System Administration

  • Automation: Comprehensive automation of routine tasks
  • Monitoring: Real-time system monitoring and alerting
  • Security: Security hardening and vulnerability management
  • Backup: Reliable backup and recovery strategies

Infrastructure Management

  • Configuration Management: Consistent system configuration
  • Service Management: Proper service configuration and management
  • Network Security: Firewall and network security implementation
  • Log Management: Comprehensive log analysis and monitoring

DevOps Practices

  • Infrastructure as Code: Scripted infrastructure management
  • Monitoring: Proactive monitoring and alerting
  • Security: Security-first approach to system administration
  • Documentation: Comprehensive documentation and procedures

Future Enhancements

Advanced Features

  • Container Orchestration: Kubernetes and Docker management
  • Cloud Integration: AWS, Azure, and GCP integration
  • Configuration Management: Ansible and Puppet integration
  • Monitoring: Prometheus and Grafana integration

Security Improvements

  • Intrusion Detection: Advanced intrusion detection systems
  • Vulnerability Management: Automated vulnerability scanning
  • Compliance: Automated compliance checking
  • Incident Response: Automated incident response procedures

Conclusion

The System Administration project demonstrates comprehensive Linux system administration skills and infrastructure management expertise.

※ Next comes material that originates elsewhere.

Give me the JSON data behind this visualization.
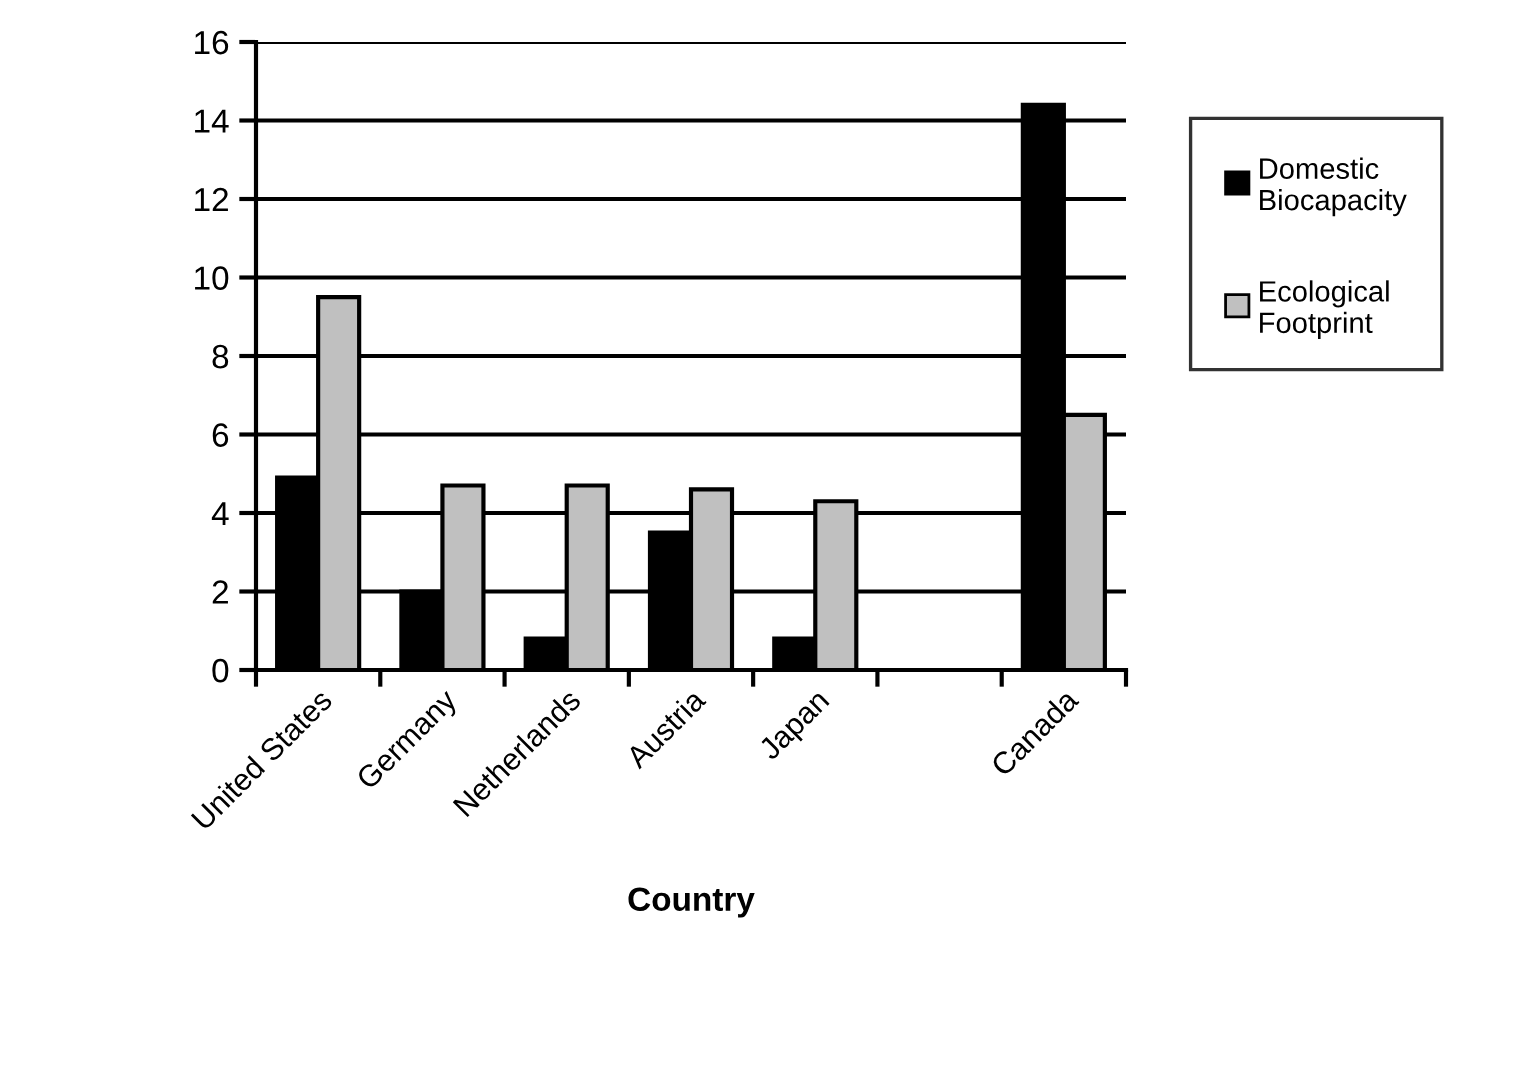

Key achievements include:

  • Automation: Comprehensive automation of system administration tasks
  • Monitoring: Real-time monitoring and alerting systems
  • Security: Security hardening and vulnerability management
  • Backup: Reliable backup and recovery strategies
  • Documentation: Comprehensive documentation and procedures
  • Best Practices: Implementation of industry best practices

The project is available on GitHub and serves as a comprehensive example of Linux system administration and infrastructure management.


This project represents my comprehensive approach to system administration and demonstrates how automation, monitoring, and security can be integrated to create robust, maintainable infrastructure. The lessons learned here continue to influence my approach to infrastructure management and DevOps practices.